FROM STAFF REPORTS
Mooresville town commissioner listened attentively Tuesday evening as nearly a dozen residents asked them to deny a developer’s request to rezone property near the intersection of Perth Road and N.C. Highway 150 for a mixed-use development.
Residents made a strong case for denying or delaying the project, citing the “traffic nightmare” on NC 150, near capacity schools, and environmental concerns – and the planning board’s recommendation to deny the project. Several residents conceded the development was attractive and asked the commissioners to wait until after the long-anticipated widening of NC 150 is complete.
While a representative of a nearby homeowners association supported the project, other residents shared stories with the boar about sitting in traffic for 40 minutes during a half-mile drive to the grocery store and the dangers of making left turns on NC 150. They lamented the loss of more trees and the impact on Lake Norman and wondered how Iredell-Statesville Schools would accommodate the additional students.
Commissioners heard all of these concerns.
And then they voted unanimously to approve the rezoning for Alton Village, a Princeton Communities development consisting of 298 multi-family units, 47 townhomes and six commercial outparcels on 34.78 acres at 990 River Highway (NC 150). In a subsequent vote, the commissioners approved the annexation of more than 30 acres at the site as well as the extension of town utilities.
Commissioner Bobby Compton made the motion to approve the rezoning, suggesting that the increased property tax and sales tax revenues generated by the new homes and businesses would help keep the town from raising taxes in the years to come.
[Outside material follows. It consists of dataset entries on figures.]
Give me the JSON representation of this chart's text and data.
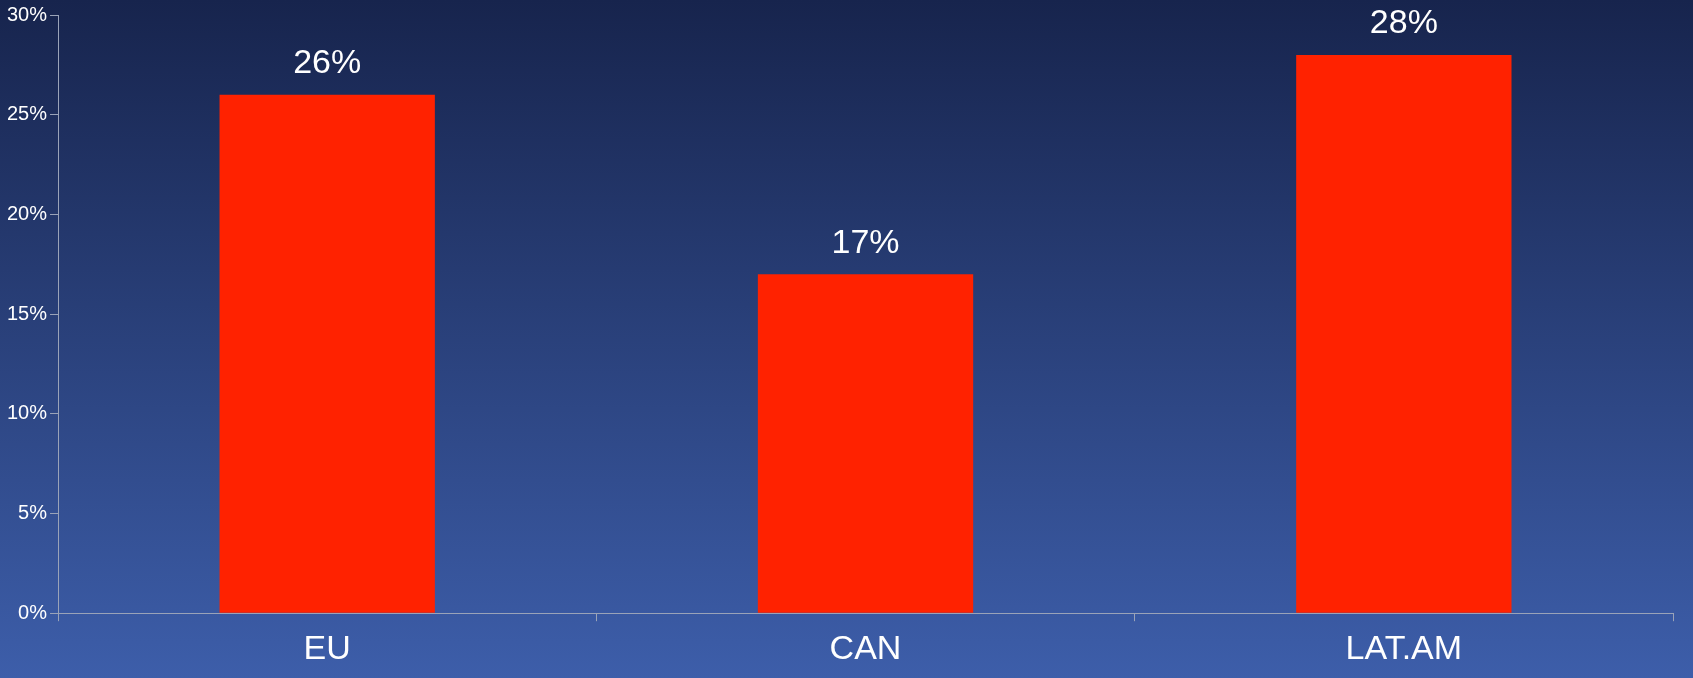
{
  "chart_data": {
    "type": "bar",
    "categories": [
      "EU",
      "CAN",
      "LAT.AM"
    ],
    "values": [
      26,
      17,
      28
    ],
    "color": "#ff2200",
    "value_labels": [
      "26%",
      "17%",
      "28%"
    ],
    "ylim": [
      0,
      30
    ],
    "yticks": [
      {
        "value": 0,
        "label": "0%"
      },
      {
        "value": 5,
        "label": "5%"
      },
      {
        "value": 10,
        "label": "10%"
      },
      {
        "value": 15,
        "label": "15%"
      },
      {
        "value": 20,
        "label": "20%"
      },
      {
        "value": 25,
        "label": "25%"
      },
      {
        "value": 30,
        "label": "30%"
      }
    ],
    "grid": false,
    "legend": false
  }
}
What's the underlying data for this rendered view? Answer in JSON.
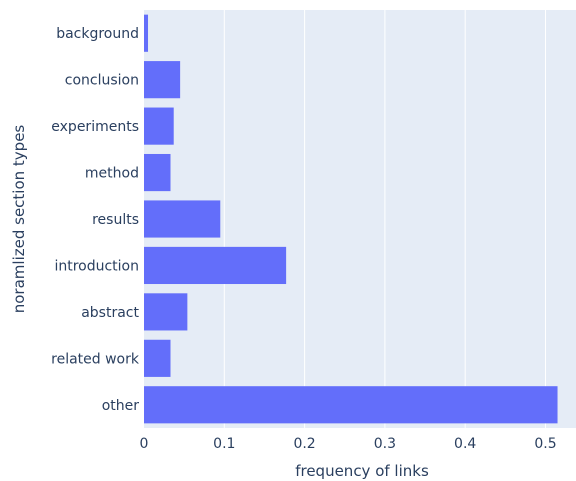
{
  "chart_data": {
    "type": "bar",
    "orientation": "horizontal",
    "categories": [
      "background",
      "conclusion",
      "experiments",
      "method",
      "results",
      "introduction",
      "abstract",
      "related work",
      "other"
    ],
    "values": [
      0.005,
      0.045,
      0.037,
      0.033,
      0.095,
      0.177,
      0.054,
      0.033,
      0.515
    ],
    "xlabel": "frequency of links",
    "ylabel": "noramlized section types",
    "xticks": [
      0,
      0.1,
      0.2,
      0.3,
      0.4,
      0.5
    ],
    "xtick_labels": [
      "0",
      "0.1",
      "0.2",
      "0.3",
      "0.4",
      "0.5"
    ],
    "xlim": [
      0,
      0.538
    ],
    "grid": "vertical",
    "colors": {
      "bar": "#636efa",
      "plot_bg": "#e5ecf6",
      "grid": "#ffffff",
      "text": "#2a3f5f"
    }
  }
}
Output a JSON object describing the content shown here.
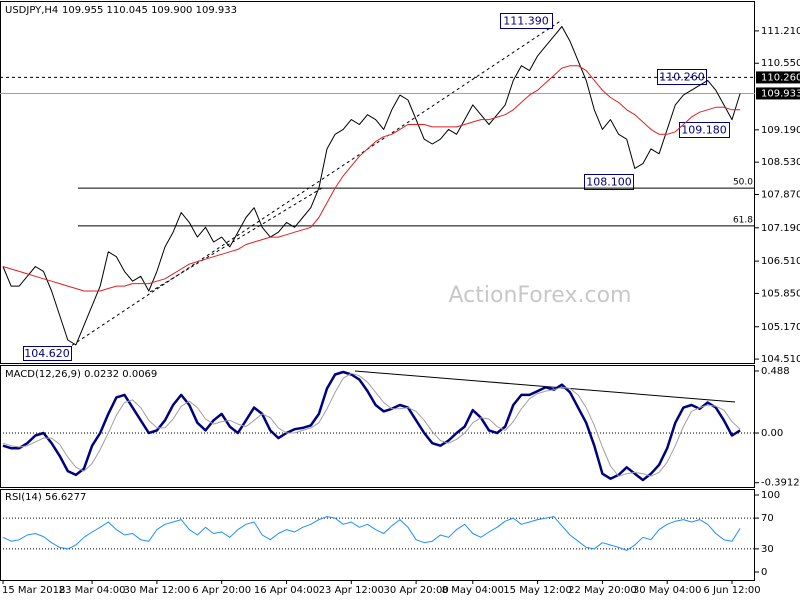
{
  "chart_data": [
    {
      "type": "line",
      "title": "USDJPY,H4",
      "subtitle": "109.955 110.045 109.900 109.933",
      "ylim": [
        104.43,
        111.8
      ],
      "yticks": [
        {
          "value": 111.21,
          "label": "111.210"
        },
        {
          "value": 110.55,
          "label": "110.550"
        },
        {
          "value": 109.19,
          "label": "109.190"
        },
        {
          "value": 108.53,
          "label": "108.530"
        },
        {
          "value": 107.87,
          "label": "107.870"
        },
        {
          "value": 107.19,
          "label": "107.190"
        },
        {
          "value": 106.51,
          "label": "106.510"
        },
        {
          "value": 105.85,
          "label": "105.850"
        },
        {
          "value": 105.17,
          "label": "105.170"
        },
        {
          "value": 104.51,
          "label": "104.510"
        }
      ],
      "series": [
        {
          "color": "#000000",
          "line_width": 1,
          "values": [
            106.4,
            106.0,
            106.0,
            106.2,
            106.4,
            106.3,
            105.9,
            105.4,
            104.9,
            104.8,
            105.2,
            105.6,
            106.0,
            106.7,
            106.6,
            106.3,
            106.1,
            106.2,
            105.9,
            106.3,
            106.8,
            107.1,
            107.5,
            107.3,
            107.0,
            107.2,
            106.9,
            107.0,
            106.8,
            107.1,
            107.4,
            107.6,
            107.2,
            107.0,
            107.1,
            107.3,
            107.2,
            107.4,
            107.6,
            108.0,
            108.8,
            109.1,
            109.2,
            109.4,
            109.3,
            109.5,
            109.4,
            109.2,
            109.6,
            109.9,
            109.8,
            109.4,
            109.0,
            108.9,
            109.0,
            109.2,
            109.1,
            109.4,
            109.7,
            109.5,
            109.3,
            109.5,
            109.7,
            110.2,
            110.5,
            110.4,
            110.7,
            110.9,
            111.1,
            111.3,
            111.0,
            110.6,
            110.2,
            109.6,
            109.2,
            109.4,
            109.1,
            109.0,
            108.4,
            108.5,
            108.8,
            108.7,
            109.2,
            109.7,
            109.9,
            110.0,
            110.1,
            110.2,
            110.0,
            109.7,
            109.4,
            109.933
          ]
        },
        {
          "color": "#e02020",
          "line_width": 1,
          "values": [
            106.4,
            106.35,
            106.3,
            106.25,
            106.2,
            106.15,
            106.1,
            106.05,
            106.0,
            105.95,
            105.9,
            105.9,
            105.9,
            105.95,
            106.0,
            106.0,
            106.05,
            106.05,
            106.05,
            106.1,
            106.15,
            106.25,
            106.35,
            106.45,
            106.5,
            106.55,
            106.6,
            106.65,
            106.7,
            106.75,
            106.85,
            106.9,
            106.95,
            107.0,
            107.0,
            107.05,
            107.1,
            107.15,
            107.2,
            107.4,
            107.7,
            108.0,
            108.25,
            108.45,
            108.65,
            108.8,
            108.95,
            109.05,
            109.1,
            109.2,
            109.3,
            109.3,
            109.3,
            109.25,
            109.25,
            109.25,
            109.25,
            109.3,
            109.35,
            109.4,
            109.4,
            109.45,
            109.5,
            109.6,
            109.75,
            109.9,
            110.0,
            110.15,
            110.3,
            110.45,
            110.5,
            110.5,
            110.4,
            110.2,
            110.0,
            109.85,
            109.75,
            109.6,
            109.5,
            109.35,
            109.2,
            109.1,
            109.1,
            109.15,
            109.3,
            109.45,
            109.55,
            109.6,
            109.65,
            109.65,
            109.6,
            109.6
          ]
        }
      ],
      "hlines": [
        {
          "value": 110.26,
          "label": "110.260",
          "style": "dashed"
        },
        {
          "value": 109.933,
          "label": "109.933",
          "style": "solid-gray"
        },
        {
          "value": 108.0,
          "label": "50.0",
          "style": "fib"
        },
        {
          "value": 107.23,
          "label": "61.8",
          "style": "fib"
        }
      ],
      "annotations": [
        "111.390",
        "110.260",
        "109.180",
        "108.100",
        "104.620"
      ],
      "watermark": "ActionForex.com"
    },
    {
      "type": "line",
      "title": "MACD(12,26,9) 0.0232 0.0069",
      "ylim": [
        -0.425,
        0.535
      ],
      "yticks": [
        0.488,
        {
          "value": 0,
          "label": "0.00"
        },
        -0.3912
      ],
      "series": [
        {
          "color": "#000080",
          "line_width": 2.5,
          "values": [
            -0.1,
            -0.12,
            -0.12,
            -0.08,
            -0.02,
            0.0,
            -0.08,
            -0.18,
            -0.3,
            -0.33,
            -0.28,
            -0.1,
            0.0,
            0.15,
            0.28,
            0.3,
            0.2,
            0.1,
            0.0,
            0.02,
            0.1,
            0.22,
            0.3,
            0.22,
            0.08,
            0.02,
            0.1,
            0.15,
            0.05,
            0.0,
            0.1,
            0.2,
            0.15,
            0.02,
            -0.04,
            0.0,
            0.03,
            0.04,
            0.06,
            0.15,
            0.35,
            0.46,
            0.48,
            0.46,
            0.42,
            0.33,
            0.22,
            0.17,
            0.19,
            0.22,
            0.2,
            0.1,
            0.0,
            -0.08,
            -0.1,
            -0.06,
            0.0,
            0.05,
            0.18,
            0.12,
            0.02,
            0.0,
            0.05,
            0.22,
            0.3,
            0.3,
            0.33,
            0.36,
            0.34,
            0.38,
            0.32,
            0.2,
            0.08,
            -0.1,
            -0.32,
            -0.36,
            -0.33,
            -0.27,
            -0.32,
            -0.37,
            -0.32,
            -0.25,
            -0.12,
            0.08,
            0.2,
            0.22,
            0.19,
            0.24,
            0.2,
            0.1,
            -0.02,
            0.02
          ]
        },
        {
          "color": "#a0a0a0",
          "line_width": 1,
          "values": [
            -0.08,
            -0.1,
            -0.11,
            -0.1,
            -0.07,
            -0.04,
            -0.04,
            -0.09,
            -0.19,
            -0.27,
            -0.3,
            -0.24,
            -0.13,
            0.0,
            0.14,
            0.24,
            0.26,
            0.2,
            0.1,
            0.04,
            0.04,
            0.11,
            0.21,
            0.25,
            0.2,
            0.11,
            0.07,
            0.09,
            0.1,
            0.07,
            0.05,
            0.1,
            0.15,
            0.12,
            0.04,
            0.0,
            0.0,
            0.02,
            0.04,
            0.08,
            0.19,
            0.32,
            0.43,
            0.47,
            0.45,
            0.4,
            0.32,
            0.24,
            0.19,
            0.19,
            0.2,
            0.17,
            0.1,
            0.01,
            -0.06,
            -0.08,
            -0.05,
            0.0,
            0.08,
            0.12,
            0.11,
            0.05,
            0.02,
            0.09,
            0.19,
            0.27,
            0.31,
            0.33,
            0.34,
            0.36,
            0.35,
            0.3,
            0.2,
            0.06,
            -0.11,
            -0.26,
            -0.34,
            -0.32,
            -0.31,
            -0.32,
            -0.34,
            -0.31,
            -0.23,
            -0.1,
            0.05,
            0.17,
            0.2,
            0.22,
            0.21,
            0.18,
            0.09,
            0.03
          ]
        }
      ],
      "hlines": [
        {
          "value": 0,
          "style": "dotted"
        }
      ]
    },
    {
      "type": "line",
      "title": "RSI(14) 56.6277",
      "ylim": [
        -10.4,
        107.8
      ],
      "yticks": [
        100,
        70,
        30,
        0
      ],
      "series": [
        {
          "color": "#1e90ff",
          "line_width": 1,
          "values": [
            45,
            40,
            42,
            48,
            50,
            46,
            38,
            32,
            30,
            35,
            45,
            52,
            58,
            65,
            55,
            48,
            50,
            42,
            40,
            55,
            62,
            65,
            68,
            55,
            48,
            58,
            50,
            52,
            45,
            55,
            62,
            65,
            48,
            42,
            50,
            55,
            52,
            58,
            62,
            68,
            72,
            70,
            62,
            65,
            58,
            62,
            55,
            50,
            60,
            68,
            58,
            42,
            38,
            40,
            48,
            45,
            55,
            62,
            50,
            45,
            52,
            58,
            66,
            70,
            62,
            65,
            68,
            70,
            72,
            60,
            48,
            40,
            32,
            30,
            38,
            35,
            32,
            28,
            35,
            45,
            42,
            55,
            62,
            66,
            68,
            65,
            68,
            62,
            50,
            42,
            40,
            56.6277
          ]
        }
      ],
      "hlines": [
        {
          "value": 70,
          "style": "dotted"
        },
        {
          "value": 30,
          "style": "dotted"
        }
      ],
      "categories": [
        "15 Mar 2018",
        null,
        null,
        null,
        null,
        null,
        null,
        null,
        null,
        null,
        null,
        "23 Mar 04:00",
        null,
        null,
        null,
        null,
        null,
        null,
        null,
        "30 Mar 12:00",
        null,
        null,
        null,
        null,
        null,
        null,
        null,
        "6 Apr 20:00",
        null,
        null,
        null,
        null,
        null,
        null,
        null,
        "16 Apr 04:00",
        null,
        null,
        null,
        null,
        null,
        null,
        null,
        "23 Apr 12:00",
        null,
        null,
        null,
        null,
        null,
        null,
        null,
        "30 Apr 20:00",
        null,
        null,
        null,
        null,
        null,
        null,
        "8 May 04:00",
        null,
        null,
        null,
        null,
        null,
        null,
        null,
        "15 May 12:00",
        null,
        null,
        null,
        null,
        null,
        null,
        null,
        "22 May 20:00",
        null,
        null,
        null,
        null,
        null,
        null,
        null,
        "30 May 04:00",
        null,
        null,
        null,
        null,
        null,
        null,
        null,
        "6 Jun 12:00",
        null
      ]
    }
  ]
}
Mayor Pro Tem Lisa Qualls stressed that commissioners had heard citizen complaints about traffic congestion, shared their concerns, and have been pushing NCDOT to speed up the road-widening project, which has been delayed by state funding issues. NCDOT is currently in the right-of-way acquisition phase of the project. There is no firm date for construction to begin.
“Property owners have the right to develop property,” Qualls told the crowd. “Our job is to get the best we can” from developers.
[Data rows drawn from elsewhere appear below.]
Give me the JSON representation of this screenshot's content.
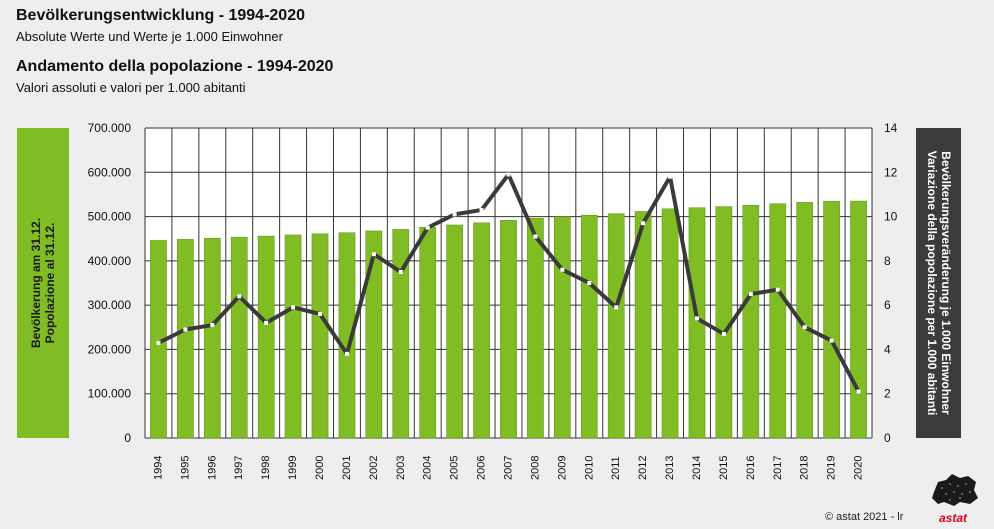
{
  "header": {
    "title_de": "Bevölkerungsentwicklung - 1994-2020",
    "subtitle_de": "Absolute Werte und Werte je 1.000 Einwohner",
    "title_it": "Andamento della popolazione - 1994-2020",
    "subtitle_it": "Valori assoluti e valori per 1.000 abitanti"
  },
  "left_axis_title": {
    "line1": "Bevölkerung am 31.12.",
    "line2": "Popolazione al 31.12."
  },
  "right_axis_title": {
    "line1": "Bevölkerungsveränderung je 1.000 Einwohner",
    "line2": "Variazione della popolazione per 1.000 abitanti"
  },
  "footer": {
    "copyright": "© astat 2021 - lr",
    "brand": "astat"
  },
  "colors": {
    "bar": "#80bd24",
    "bar_edge": "#5a8f14",
    "line": "#3a3a3a",
    "marker": "#ffffff",
    "grid": "#333333"
  },
  "chart_data": {
    "type": "bar",
    "categories": [
      "1994",
      "1995",
      "1996",
      "1997",
      "1998",
      "1999",
      "2000",
      "2001",
      "2002",
      "2003",
      "2004",
      "2005",
      "2006",
      "2007",
      "2008",
      "2009",
      "2010",
      "2011",
      "2012",
      "2013",
      "2014",
      "2015",
      "2016",
      "2017",
      "2018",
      "2019",
      "2020"
    ],
    "series": [
      {
        "type": "bar",
        "axis": "left",
        "values": [
          446000,
          448500,
          451000,
          453500,
          456000,
          458500,
          461000,
          463500,
          467500,
          471000,
          476000,
          481000,
          486000,
          491500,
          496000,
          499500,
          503000,
          506500,
          511500,
          517500,
          520000,
          522500,
          525500,
          529000,
          532000,
          534500,
          535000
        ]
      },
      {
        "type": "line",
        "axis": "right",
        "values": [
          4.3,
          4.9,
          5.1,
          6.4,
          5.2,
          5.9,
          5.6,
          3.8,
          8.3,
          7.5,
          9.5,
          10.1,
          10.3,
          11.9,
          9.1,
          7.6,
          7.0,
          5.9,
          9.7,
          11.8,
          5.4,
          4.7,
          6.5,
          6.7,
          5.0,
          4.4,
          2.1
        ]
      }
    ],
    "yleft_lim": [
      0,
      700000
    ],
    "yleft_ticks": [
      "0",
      "100.000",
      "200.000",
      "300.000",
      "400.000",
      "500.000",
      "600.000",
      "700.000"
    ],
    "yright_lim": [
      0,
      14
    ],
    "yright_ticks": [
      "0",
      "2",
      "4",
      "6",
      "8",
      "10",
      "12",
      "14"
    ],
    "grid": true,
    "legend": "none"
  }
}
Under the site’s existing zoning, even if the board had rejected the rezoning request, the developer could have moved ahead with “relatively intense” residential or commercial development, Qualls said.
Developer Jeff Cernuto promised “a walkable, bikable, vibrant community.” Although he did not divulge the names of prospective businesses for the development, he promised there would not be any smoke and vape shops, used car lots, gun and ammo dealers and pawn shops.
Cernuto also told commissioners that the development team would implement mitigation measures that would offset increased traffic in the event that the NC 150 improvements were further delayed.
The large crowd – the vast majority of whom opposed the rezoning – laughed aloud in unison at that suggestion. Mayor Miles Atkins brought the meeting back to order with his gavel and said such disruptions would not be tolerated.
As the vote was being taken and it was clear that the developer’s rezoning request would be approved, the disheartened residents stood up and began filing out of the Mack Citizen Center.
After a short recess, the commissioners moved onto their next agenda item – a mixed-use development project on downtown property that the town owns between Moore Avenue, Church Street and Center Avenue.